Inspector Reason pulled the blindfold off the prisoner. His wide eyes moved slowly around the room, taking in Hoggstone and the policeman. His gaze was wild, splintered, as if his reality had been fractured and there were other things in the room only he could see. Things he had to move aside to make room for the two visitors.
‘What name are you using today? Garrett or Tait?’
The prisoner mumbled something.
‘It must be hard choosing,’ said Inspector Reason. ‘You’ve been living as Garrett for fourteen years. But your blood records show you to be Tait. Now Garrett was not very respectable, was he? Maybe on the surface he was, but all those boxes of smut you were peddling. That’s good for a couple of years in the clink in itself. So tell the gentleman here what your name is.’
‘Tait,’ said the prisoner. ‘It’s Tait.’
‘But Mister Tait is a combination man,’ said the inspector. ‘From the coal fields. How did you end up as someone else?’
‘Identity. I took Garrett’s name. He was dead in the famine — nobody knew.’
‘Well now that’s a problem,’ said Reason. ‘Because Tait is still wanted for organizing the mine labour in the Carlist uprising. Garrett gets two years in Bonegate, but Tait — well, he’s going to get the rope, isn’t he?’
‘Tait, I’m Tait.’
‘Good,’ said the inspector. ‘To tell you the truth, Tait, I don’t really care about your relish, and as for what you did in the old days? Well, if I were to arrest everyone who stuffed a fuse in a jinn bottle during the uprising, I’d have the lords of commerce lining up outside Ham Yard to complain about the labour shortage. What worries me is the hidden basement under your print room. All those fresh copies of Community and the Commons boxed up and ready to distribute. Do you find much of a market for that rubbish these days?’
‘Please, let me sleep. I just want to sleep.’
‘Then tell me what I want to know, man,’ said Hoggstone. ‘So we can move you to a cell with a bed. Tell me about the troubles on the street. Were you and your friends at the docks when things got ugly down on the Gambleflowers?’
‘Not us,’ said the prisoner. ‘It’s not us.’
‘But the rabble rousers call themselves Carlists, man.’
‘Not the sort to join my chapter,’ said the prisoner. ‘Different.’
‘How?’ Hoggstone demanded.
‘They want things. Things from their members. Crazy stuff. Crazy like a hex. People start believing it.’
‘I often find the most powerful ideas are like enchantments,’ said Hoggstone. ‘Who are the organizers, where does their committee meet?’
‘Vicious,’ said the prisoner. ‘They’re killing us off. Killing their own.’
‘He doesn’t know who they are himself ,’ said Inspector Reason. ‘The noise would have winkled it out of him if he did.’

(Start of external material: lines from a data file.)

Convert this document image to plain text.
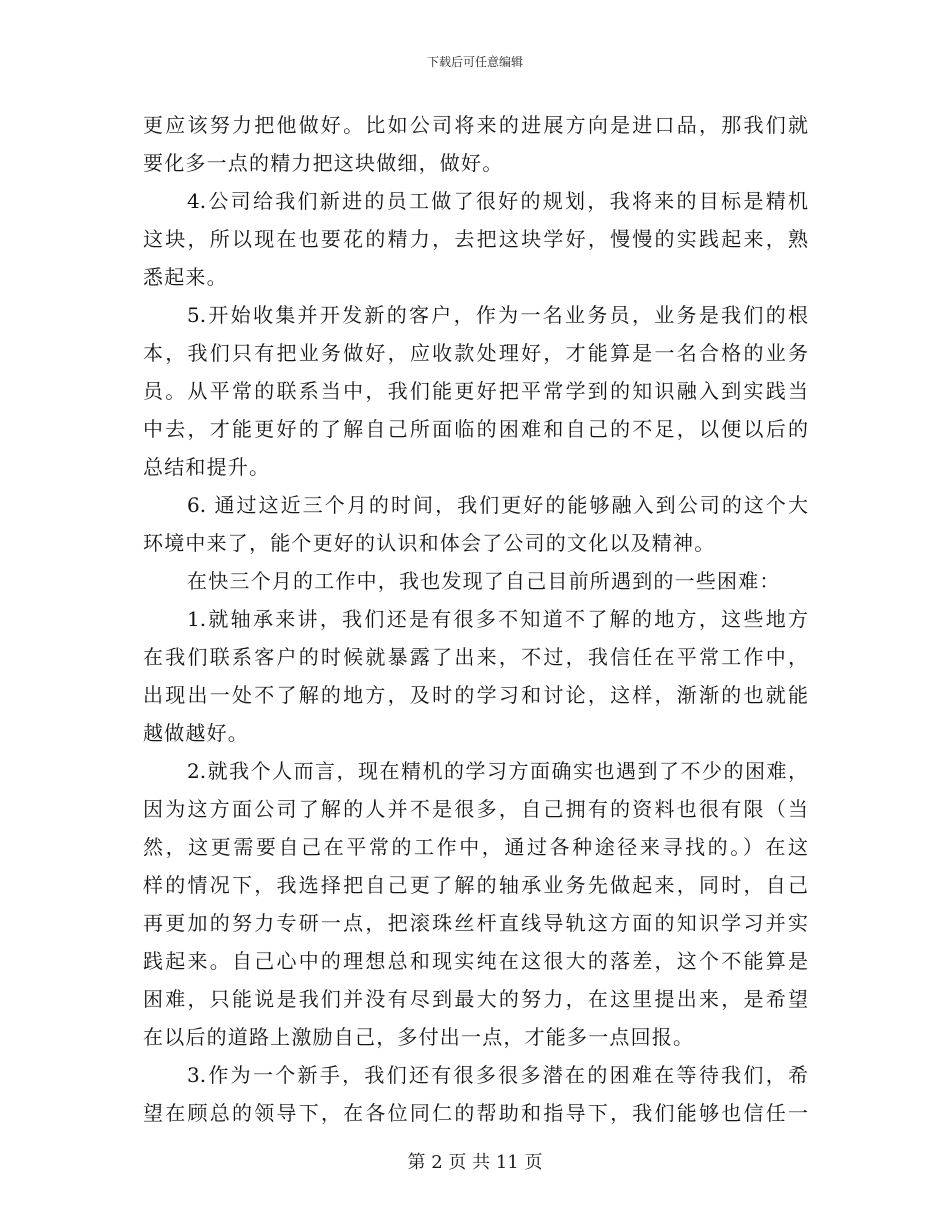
下载后可任意编辑
更应该努力把他做好。比如公司将来的进展方向是进口品，那我们就
要化多一点的精力把这块做细，做好。
4.公司给我们新进的员工做了很好的规划，我将来的目标是精机
这块，所以现在也要花的精力，去把这块学好，慢慢的实践起来，熟
悉起来。
5.开始收集并开发新的客户，作为一名业务员，业务是我们的根
本，我们只有把业务做好，应收款处理好，才能算是一名合格的业务
员。从平常的联系当中，我们能更好把平常学到的知识融入到实践当
中去，才能更好的了解自己所面临的困难和自己的不足，以便以后的
总结和提升。
6. 通过这近三个月的时间，我们更好的能够融入到公司的这个大
环境中来了，能个更好的认识和体会了公司的文化以及精神。
在快三个月的工作中，我也发现了自己目前所遇到的一些困难：
1.就轴承来讲，我们还是有很多不知道不了解的地方，这些地方
在我们联系客户的时候就暴露了出来，不过，我信任在平常工作中，
出现出一处不了解的地方，及时的学习和讨论，这样，渐渐的也就能
越做越好。
2.就我个人而言，现在精机的学习方面确实也遇到了不少的困难，
因为这方面公司了解的人并不是很多，自己拥有的资料也很有限（当
然，这更需要自己在平常的工作中，通过各种途径来寻找的。）在这
样的情况下，我选择把自己更了解的轴承业务先做起来，同时，自己
再更加的努力专研一点，把滚珠丝杆直线导轨这方面的知识学习并实
践起来。自己心中的理想总和现实纯在这很大的落差，这个不能算是
困难，只能说是我们并没有尽到最大的努力，在这里提出来，是希望
在以后的道路上激励自己，多付出一点，才能多一点回报。
3.作为一个新手，我们还有很多很多潜在的困难在等待我们，希
望在顾总的领导下，在各位同仁的帮助和指导下，我们能够也信任一
第 2 页 共 11 页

‘Something this well organized doesn’t just spring up from thin air,’ said Hoggstone. ‘Tait, you might not be familiar with the new Carlist movement, but one of your people must know where this latest brand of revolutionary poison is coming from.’
Tait moaned in pain.
‘Tell him the name, Tait,’ said Inspector Reason. ‘Tell the gentleman the name you blew for me. Tell him exactly who your relish money was going to. Who you’re funding and printing for.’
Tait shook his head.
‘Damn your eyes, man, I need that name,’ said Hoggstone.

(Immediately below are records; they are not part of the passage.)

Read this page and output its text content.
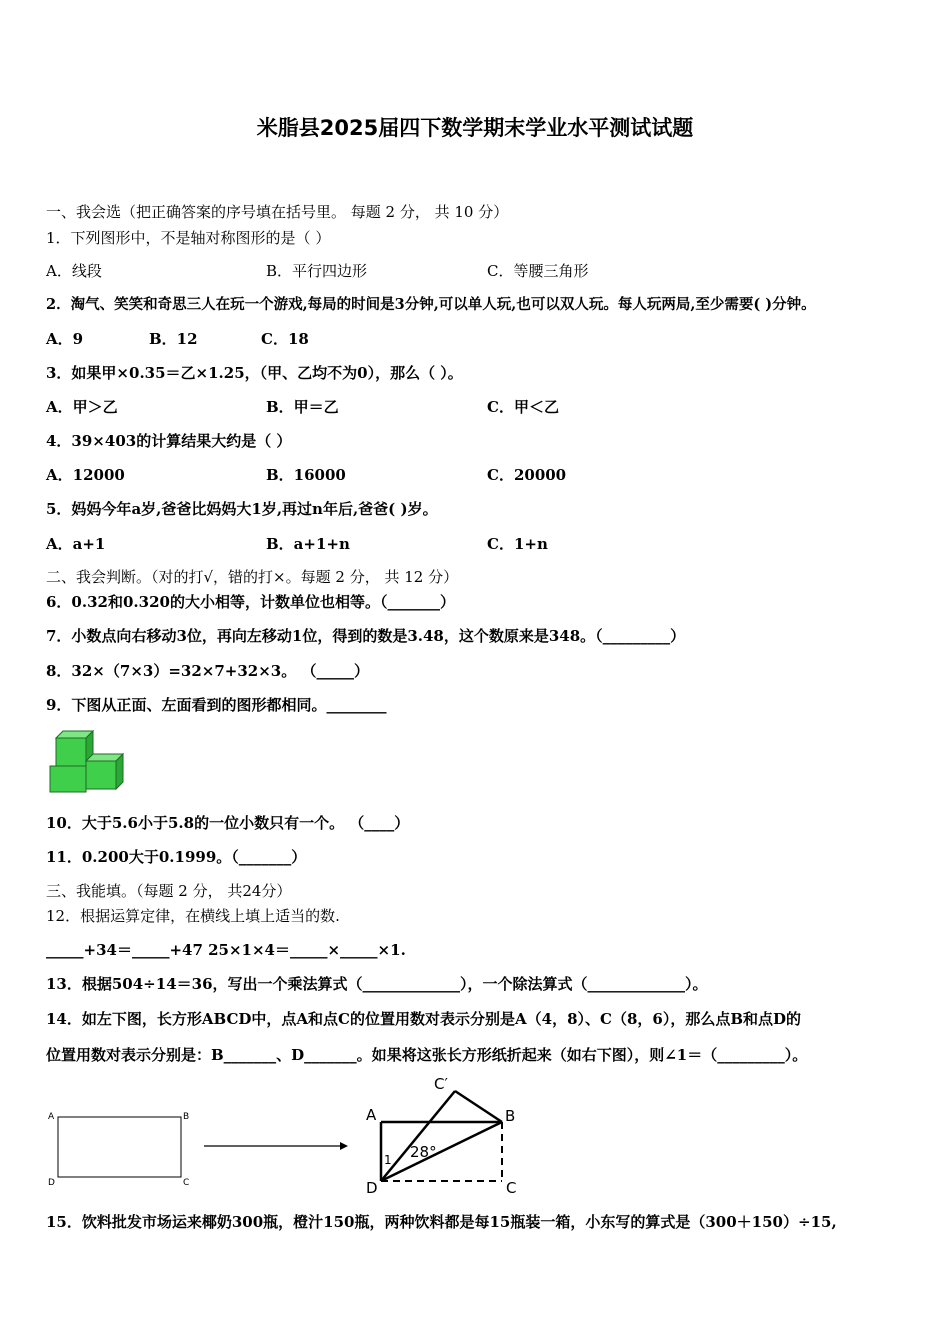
米脂县2025届四下数学期末学业水平测试试题
一、我会选（把正确答案的序号填在括号里。 每题 2 分， 共 10 分）
1．下列图形中，不是轴对称图形的是（ ）
A．线段	B．平行四边形	C．等腰三角形
2．淘气、笑笑和奇思三人在玩一个游戏,每局的时间是3分钟,可以单人玩,也可以双人玩。每人玩两局,至少需要( )分钟。
A．9	B．12	C．18
3．如果甲×0.35＝乙×1.25，（甲、乙均不为0），那么（ ）。
A．甲＞乙	B．甲＝乙	C．甲＜乙
4．39×403的计算结果大约是（ ）
A．12000	B．16000	C．20000
5．妈妈今年a岁,爸爸比妈妈大1岁,再过n年后,爸爸( )岁。
A．a+1	B．a+1+n	C．1+n
二、我会判断。（对的打√，错的打×。每题 2 分， 共 12 分）
6．0.32和0.320的大小相等，计数单位也相等。（_______）
7．小数点向右移动3位，再向左移动1位，得到的数是3.48，这个数原来是348。（_________）
8．32×（7×3）=32×7+32×3。 （_____）
9．下图从正面、左面看到的图形都相同。________
10．大于5.6小于5.8的一位小数只有一个。 （____）
11．0.200大于0.1999。（_______）
三、我能填。（每题 2 分， 共24分）
12．根据运算定律，在横线上填上适当的数.
_____+34＝_____+47 25×1×4＝_____×_____×1.
13．根据504÷14＝36，写出一个乘法算式（_____________），一个除法算式（_____________）。
14．如左下图，长方形ABCD中，点A和点C的位置用数对表示分别是A（4，8）、C（8，6），那么点B和点D的
位置用数对表示分别是：B_______、D_______。如果将这张长方形纸折起来（如右下图），则∠1＝（_________）。
A	B
D	C
A	B
D	C
C′
1 28°
15．饮料批发市场运来椰奶300瓶，橙汁150瓶，两种饮料都是每15瓶装一箱，小东写的算式是（300＋150）÷15,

‘You lasted three days alone with the noise, before,’ said the policeman. ‘I’ve seen a real hard man last five, maybe seven days before they broke. You want to find out if you’re a hard man, Tait?’
‘Carl. Ben Carl.’ The prisoner said the name like a prayer. ‘He knows about the new revolutionaries.’

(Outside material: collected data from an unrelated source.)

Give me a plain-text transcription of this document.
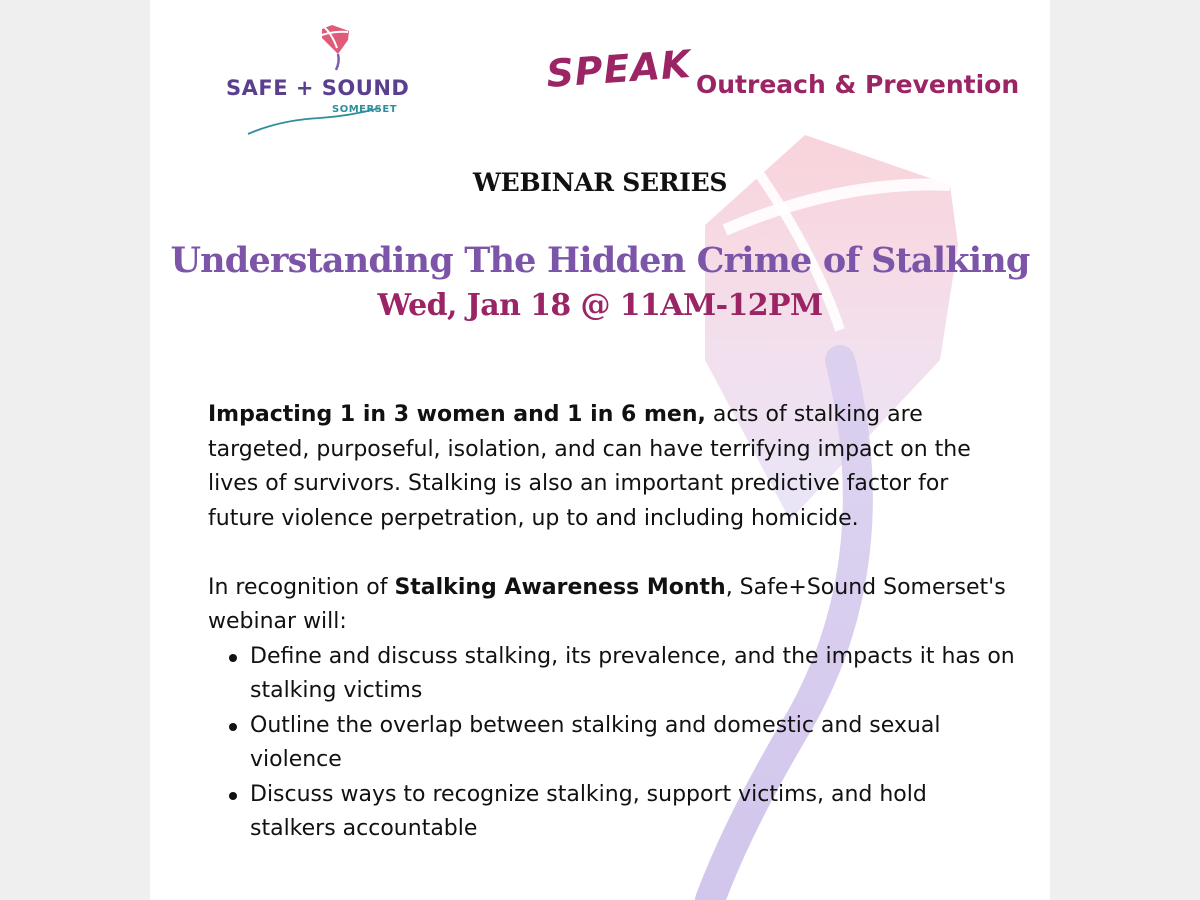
SAFE + SOUND
SOMERSET
SPEAK Outreach & Prevention
WEBINAR SERIES
Understanding The Hidden Crime of Stalking
Wed, Jan 18 @ 11AM-12PM

Impacting 1 in 3 women and 1 in 6 men, acts of stalking are targeted, purposeful, isolation, and can have terrifying impact on the lives of survivors. Stalking is also an important predictive factor for future violence perpetration, up to and including homicide.

In recognition of Stalking Awareness Month, Safe+Sound Somerset's webinar will:

Define and discuss stalking, its prevalence, and the impacts it has on stalking victims
Outline the overlap between stalking and domestic and sexual violence
Discuss ways to recognize stalking, support victims, and hold stalkers accountable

Hoggstone bit his lip. ‘Middlesteel’s prodigal son? Circle, I thought he was dead for sure! Where has he been hiding all these years?’
‘Worth the trip?’ said Reason to the First Guardian.
Tait was crying, stung by the shame of how easily betrayal came. ‘I only saw him the once, at a meeting. He’s scared too. They’re hunting for him now as well, the new ones. He’s too important to leave in peace.’